Mary Jo Bang Poetry Translation Prize

The English Department and the Department of Comparative Literature and Thought are pleased to announce the Mary Jo Bang Prize for Poetry Translation. Established through an endowed gift to the university, the prize honors renowned poet and translator Mary Jo Bang, esteemed professor in the English Department since 2000. The annual prize will award $1,000 to a Washington University graduate student for the English translation of three poems by a single poet.

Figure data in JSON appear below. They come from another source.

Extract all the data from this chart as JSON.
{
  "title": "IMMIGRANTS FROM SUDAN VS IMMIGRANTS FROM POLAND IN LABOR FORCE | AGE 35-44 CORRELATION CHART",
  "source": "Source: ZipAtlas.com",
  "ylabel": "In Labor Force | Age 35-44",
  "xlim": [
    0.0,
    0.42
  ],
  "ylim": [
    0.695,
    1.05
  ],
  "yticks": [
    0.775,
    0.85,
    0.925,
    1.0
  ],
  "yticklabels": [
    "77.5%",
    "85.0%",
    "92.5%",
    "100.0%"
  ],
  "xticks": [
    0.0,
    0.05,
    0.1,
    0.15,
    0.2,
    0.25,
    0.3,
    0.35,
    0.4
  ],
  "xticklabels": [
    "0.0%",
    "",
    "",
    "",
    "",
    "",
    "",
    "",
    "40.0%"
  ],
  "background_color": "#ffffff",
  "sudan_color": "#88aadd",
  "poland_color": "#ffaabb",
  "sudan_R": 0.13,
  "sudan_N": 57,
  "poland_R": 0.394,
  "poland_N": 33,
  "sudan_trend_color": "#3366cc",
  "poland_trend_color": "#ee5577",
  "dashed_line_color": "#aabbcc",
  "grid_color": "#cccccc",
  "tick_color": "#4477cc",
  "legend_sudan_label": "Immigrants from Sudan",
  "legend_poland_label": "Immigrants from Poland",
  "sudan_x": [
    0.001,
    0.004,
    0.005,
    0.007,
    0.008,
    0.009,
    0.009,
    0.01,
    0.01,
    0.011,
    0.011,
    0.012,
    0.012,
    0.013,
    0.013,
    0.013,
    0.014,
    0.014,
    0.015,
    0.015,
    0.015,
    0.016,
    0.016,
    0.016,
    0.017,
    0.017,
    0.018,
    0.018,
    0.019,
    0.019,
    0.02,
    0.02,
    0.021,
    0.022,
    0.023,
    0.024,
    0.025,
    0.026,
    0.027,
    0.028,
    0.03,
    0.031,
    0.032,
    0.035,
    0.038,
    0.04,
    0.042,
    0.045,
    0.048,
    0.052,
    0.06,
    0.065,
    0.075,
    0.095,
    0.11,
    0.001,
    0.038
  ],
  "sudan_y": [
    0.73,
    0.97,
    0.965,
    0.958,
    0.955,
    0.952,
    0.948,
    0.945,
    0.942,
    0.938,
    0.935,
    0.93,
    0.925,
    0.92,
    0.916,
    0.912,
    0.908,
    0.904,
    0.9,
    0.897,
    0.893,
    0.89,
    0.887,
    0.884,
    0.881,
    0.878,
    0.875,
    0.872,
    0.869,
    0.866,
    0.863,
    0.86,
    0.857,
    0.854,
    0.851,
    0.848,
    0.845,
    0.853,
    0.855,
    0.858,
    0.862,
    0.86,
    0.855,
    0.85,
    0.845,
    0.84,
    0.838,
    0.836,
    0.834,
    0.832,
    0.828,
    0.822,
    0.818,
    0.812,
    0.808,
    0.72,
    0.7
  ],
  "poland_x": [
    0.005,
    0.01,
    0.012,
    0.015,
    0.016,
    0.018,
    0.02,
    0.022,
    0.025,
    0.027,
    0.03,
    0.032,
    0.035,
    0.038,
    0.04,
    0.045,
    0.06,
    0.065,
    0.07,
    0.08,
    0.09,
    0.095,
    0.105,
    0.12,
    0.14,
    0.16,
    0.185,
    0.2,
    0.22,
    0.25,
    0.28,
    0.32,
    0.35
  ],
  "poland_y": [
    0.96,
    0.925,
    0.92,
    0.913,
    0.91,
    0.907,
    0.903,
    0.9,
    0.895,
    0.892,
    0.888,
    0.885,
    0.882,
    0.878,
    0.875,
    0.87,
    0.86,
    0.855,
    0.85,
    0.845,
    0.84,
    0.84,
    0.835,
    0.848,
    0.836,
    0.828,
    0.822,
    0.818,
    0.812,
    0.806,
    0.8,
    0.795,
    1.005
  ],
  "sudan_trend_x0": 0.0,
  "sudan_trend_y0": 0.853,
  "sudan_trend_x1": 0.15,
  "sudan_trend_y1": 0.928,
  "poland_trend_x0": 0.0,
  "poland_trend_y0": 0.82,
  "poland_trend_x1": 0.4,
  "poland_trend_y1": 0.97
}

Bang is the author of nine books of poetry—including A Film in Which I Play Everyone, which was nominated for a Lambda Literary Award, a PEN Voelcker Award, and the Heartland Booksellers Award; A Doll for Throwing; and Elegy, which received the National Book Critics Circle Award. Her work has been translated into German, Spanish, and Slovenian. She has published translations of Dante’s Inferno and Purgatorio, with Paradiso forthcoming from Graywolf Press in 2025. She is also the translator of Colonies of Paradise: Poems by Matthias Göritz, and co-translator, with Yuki Tanaka, of A Kiss for the Absolute: Selected Poems of Shuzo Takiguchi, published by Princeton University Press in the Lockert Poetry in Translation Series. She’s been the recipient of a Hodder Fellowship from Princeton University, a Guggenheim Foundation Fellowship, and a Berlin Prize Fellowship from the American Academy in Berlin.

 

Submissions:

Graduate students from any department at Washington University are invited to submit English translations of three poems by a single poet. The prize requires three translations for consideration. One or more of the translated poems may be an excerpt from a longer poetic work, but the total length of the submission should not exceed seven pages.

Translations that have been previously published by the applicant are ineligible; those under consideration for publication may be submitted.

Translations from all languages are welcome; however, in cases where the poems originally appeared in a language that is not regularly taught at Washington University, we ask the applicant to notify Professor Matthew Erlin (merlin@wustl.edu), chair of the Department of Comparative Literature and Thought, prior to the deadline so that arrangements can be made for an appropriate judge.

Translations for consideration should be submitted through the English Department Awards website: https://english.wustl.edu/awards

The deadline for submissions is April 1, 2025. (Please note: For this inaugural year of the prize, the deadline has been extended past the March 19 deadline listed for other department awards.)